Nas sessões camarárias, os eleitos locais aproveitam para abordar vários temas de âmbito concelhio, no período prévio à ordem do dia propriamente dita, como sucedeu na reunião da passada Quarta-feira.
A colocação dos mecos no Terreiro, em Caminha, voltou a ser tema para os vereadores do PSD, com Liliana Silva a perguntar qual o seguimento dado às suas interpelações anteriores, temendo que aconteça algum acidente de maior gravidade.
Pediu esclarecimentos sobre a situação da casa da D. Olívia, em Vila Praia de Âncora, bem como o procedimento concedido à colocação de uma pala protectora da chuva na ligação entre as escolas desta vila.
Relativamente ao Terreiro, Rui Lages afirmou que as alternativas estão a ser analisadas pelos serviços urbanísticos, encontrando-se nas mãos do arquitecto que projectou aquele espaço, assim como esperam que a Junta de freguesia se pronuncie, e virá brevemente a reunião camarária.

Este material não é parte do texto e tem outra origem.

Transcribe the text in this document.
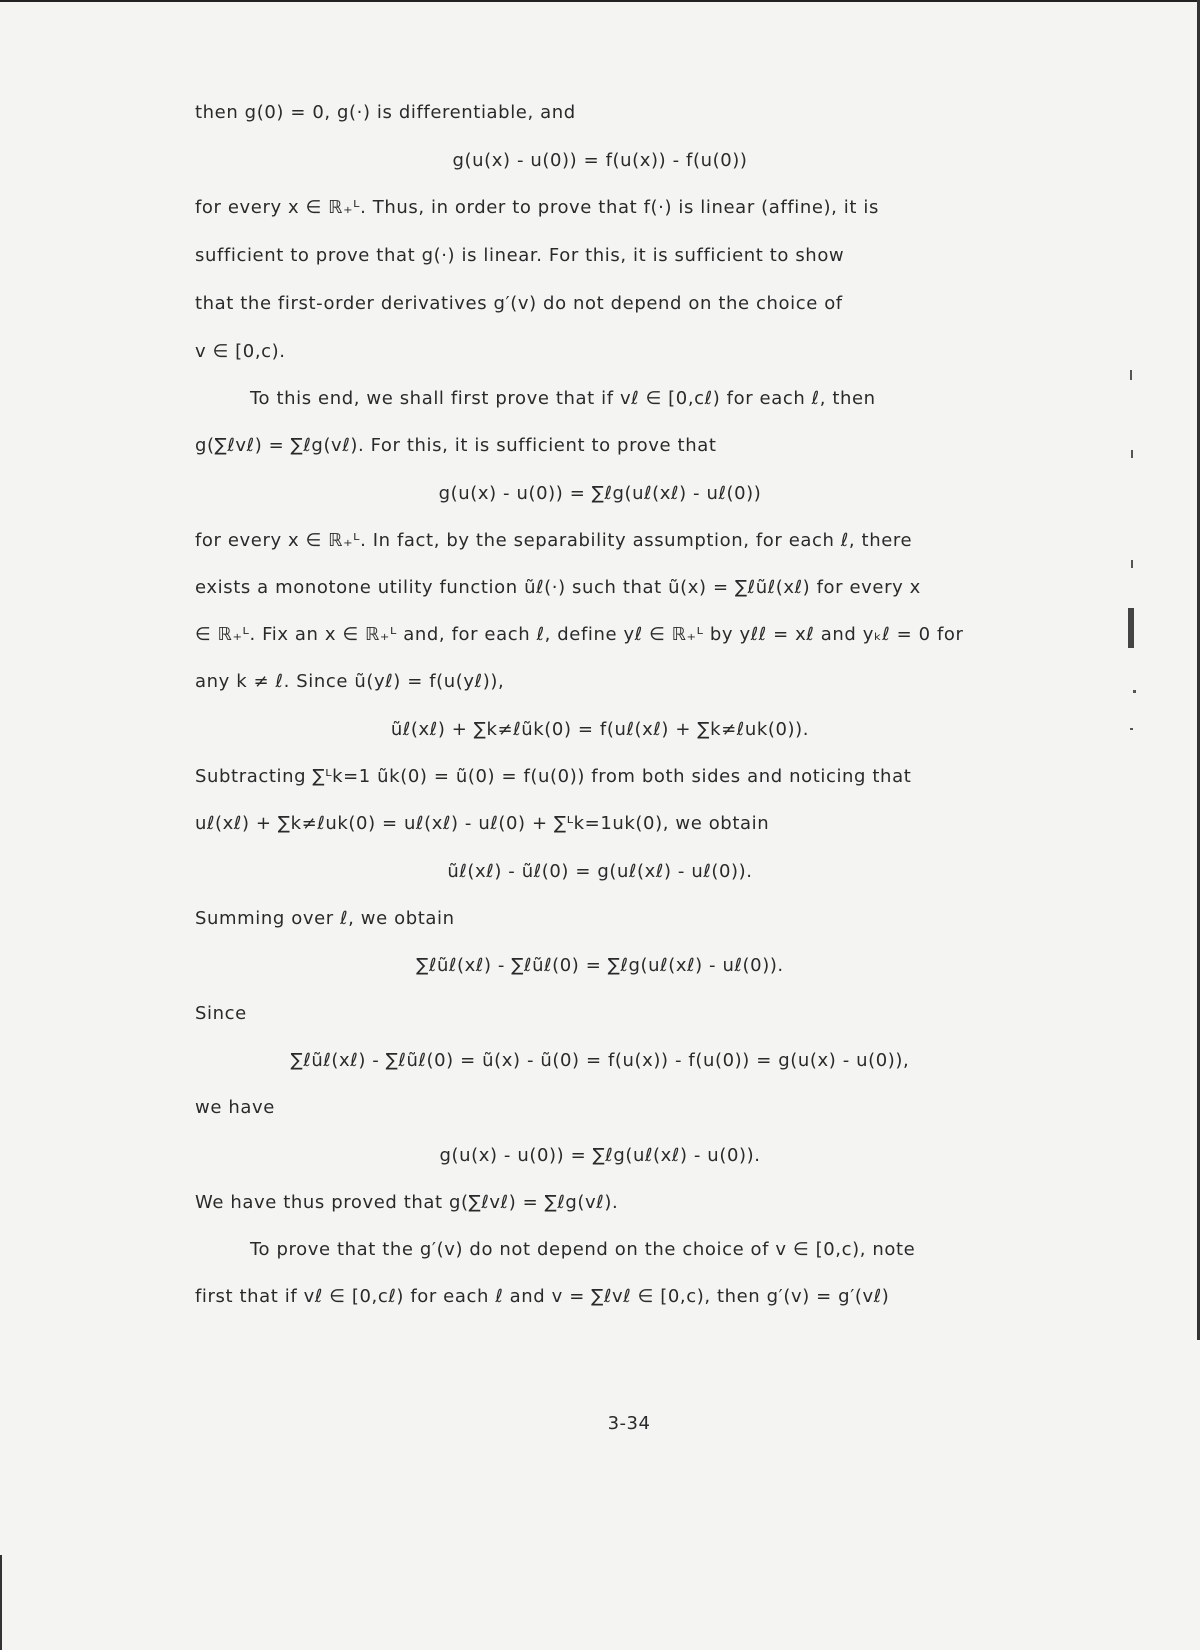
then g(0) = 0, g(·) is differentiable, and
g(u(x) - u(0)) = f(u(x)) - f(u(0))
for every x ∈ ℝ₊ᴸ. Thus, in order to prove that f(·) is linear (affine), it is
sufficient to prove that g(·) is linear. For this, it is sufficient to show
that the first-order derivatives g′(v) do not depend on the choice of
v ∈ [0,c).
To this end, we shall first prove that if vℓ ∈ [0,cℓ) for each ℓ, then
g(∑ℓvℓ) = ∑ℓg(vℓ). For this, it is sufficient to prove that
g(u(x) - u(0)) = ∑ℓg(uℓ(xℓ) - uℓ(0))
for every x ∈ ℝ₊ᴸ. In fact, by the separability assumption, for each ℓ, there
exists a monotone utility function ũℓ(·) such that ũ(x) = ∑ℓũℓ(xℓ) for every x
∈ ℝ₊ᴸ. Fix an x ∈ ℝ₊ᴸ and, for each ℓ, define yℓ ∈ ℝ₊ᴸ by yℓℓ = xℓ and yₖℓ = 0 for
any k ≠ ℓ. Since ũ(yℓ) = f(u(yℓ)),
ũℓ(xℓ) + ∑k≠ℓũk(0) = f(uℓ(xℓ) + ∑k≠ℓuk(0)).
Subtracting ∑ᴸk=1 ũk(0) = ũ(0) = f(u(0)) from both sides and noticing that
uℓ(xℓ) + ∑k≠ℓuk(0) = uℓ(xℓ) - uℓ(0) + ∑ᴸk=1uk(0), we obtain
ũℓ(xℓ) - ũℓ(0) = g(uℓ(xℓ) - uℓ(0)).
Summing over ℓ, we obtain
∑ℓũℓ(xℓ) - ∑ℓũℓ(0) = ∑ℓg(uℓ(xℓ) - uℓ(0)).
Since
∑ℓũℓ(xℓ) - ∑ℓũℓ(0) = ũ(x) - ũ(0) = f(u(x)) - f(u(0)) = g(u(x) - u(0)),
we have
g(u(x) - u(0)) = ∑ℓg(uℓ(xℓ) - u(0)).
We have thus proved that g(∑ℓvℓ) = ∑ℓg(vℓ).
To prove that the g′(v) do not depend on the choice of v ∈ [0,c), note
first that if vℓ ∈ [0,cℓ) for each ℓ and v = ∑ℓvℓ ∈ [0,c), then g′(v) = g′(vℓ)
3-34
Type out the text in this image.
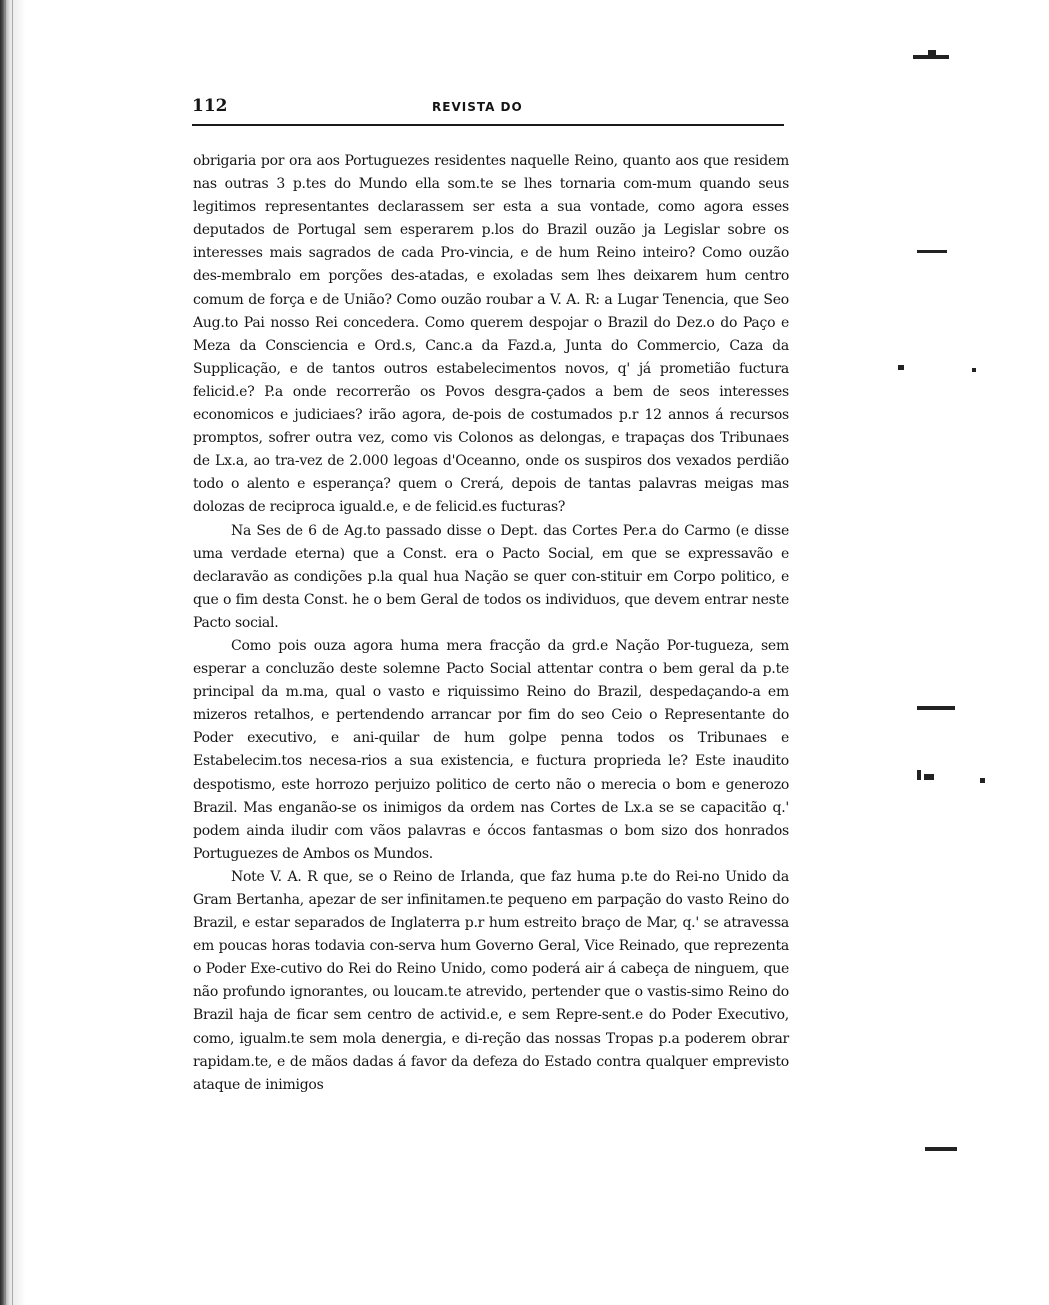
112	REVISTA DO

obrigaria por ora aos Portuguezes residentes naquelle Reino, quanto aos que residem nas outras 3 p.tes do Mundo ella som.te se lhes tornaria com-mum quando seus legitimos representantes declarassem ser esta a sua vontade, como agora esses deputados de Portugal sem esperarem p.los do Brazil ouzão ja Legislar sobre os interesses mais sagrados de cada Pro-vincia, e de hum Reino inteiro? Como ouzão des-membralo em porções des-atadas, e exoladas sem lhes deixarem hum centro comum de força e de União? Como ouzão roubar a V. A. R: a Lugar Tenencia, que Seo Aug.to Pai nosso Rei concedera. Como querem despojar o Brazil do Dez.o do Paço e Meza da Consciencia e Ord.s, Canc.a da Fazd.a, Junta do Commercio, Caza da Supplicação, e de tantos outros estabelecimentos novos, q' já prometião fuctura felicid.e? P.a onde recorrerão os Povos desgra-çados a bem de seos interesses economicos e judiciaes? irão agora, de-pois de costumados p.r 12 annos á recursos promptos, sofrer outra vez, como vis Colonos as delongas, e trapaças dos Tribunaes de Lx.a, ao tra-vez de 2.000 legoas d'Oceanno, onde os suspiros dos vexados perdião todo o alento e esperança? quem o Crerá, depois de tantas palavras meigas mas dolozas de reciproca iguald.e, e de felicid.es fucturas?

Na Ses de 6 de Ag.to passado disse o Dept. das Cortes Per.a do Carmo (e disse uma verdade eterna) que a Const. era o Pacto Social, em que se expressavão e declaravão as condições p.la qual hua Nação se quer con-stituir em Corpo politico, e que o fim desta Const. he o bem Geral de todos os individuos, que devem entrar neste Pacto social.

Como pois ouza agora huma mera fracção da grd.e Nação Por-tugueza, sem esperar a concluzão deste solemne Pacto Social attentar contra o bem geral da p.te principal da m.ma, qual o vasto e riquissimo Reino do Brazil, despedaçando-a em mizeros retalhos, e pertendendo arrancar por fim do seo Ceio o Representante do Poder executivo, e ani-quilar de hum golpe penna todos os Tribunaes e Estabelecim.tos necesa-rios a sua existencia, e fuctura proprieda le? Este inaudito despotismo, este horrozo perjuizo politico de certo não o merecia o bom e generozo Brazil. Mas enganão-se os inimigos da ordem nas Cortes de Lx.a se se capacitão q.' podem ainda iludir com vãos palavras e óccos fantasmas o bom sizo dos honrados Portuguezes de Ambos os Mundos.

Note V. A. R que, se o Reino de Irlanda, que faz huma p.te do Rei-no Unido da Gram Bertanha, apezar de ser infinitamen.te pequeno em parpação do vasto Reino do Brazil, e estar separados de Inglaterra p.r hum estreito braço de Mar, q.' se atravessa em poucas horas todavia con-serva hum Governo Geral, Vice Reinado, que reprezenta o Poder Exe-cutivo do Rei do Reino Unido, como poderá air á cabeça de ninguem, que não profundo ignorantes, ou loucam.te atrevido, pertender que o vastis-simo Reino do Brazil haja de ficar sem centro de activid.e, e sem Repre-sent.e do Poder Executivo, como, igualm.te sem mola denergia, e di-reção das nossas Tropas p.a poderem obrar rapidam.te, e de mãos dadas á favor da defeza do Estado contra qualquer emprevisto ataque de inimigos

Sobre a questão da queixa da ancorense, espera poder dar uma informação mais pormenorizada através da chefe de divisão.
Uma vez que que Liliana Silva tinha manifestado a sua incomodidade por não terem recebido um convite para assistirem ao Dia da Comunidade Seixense (em que foi prestada homenagem a toda a comunidade seixense, e não a ninguém em individual), Rui Lages deu conta que o convite correspondia aos organizadores, confirmando apenas que o presidente da Câmara tinha sido convidado e ele próprio tinha estado presente.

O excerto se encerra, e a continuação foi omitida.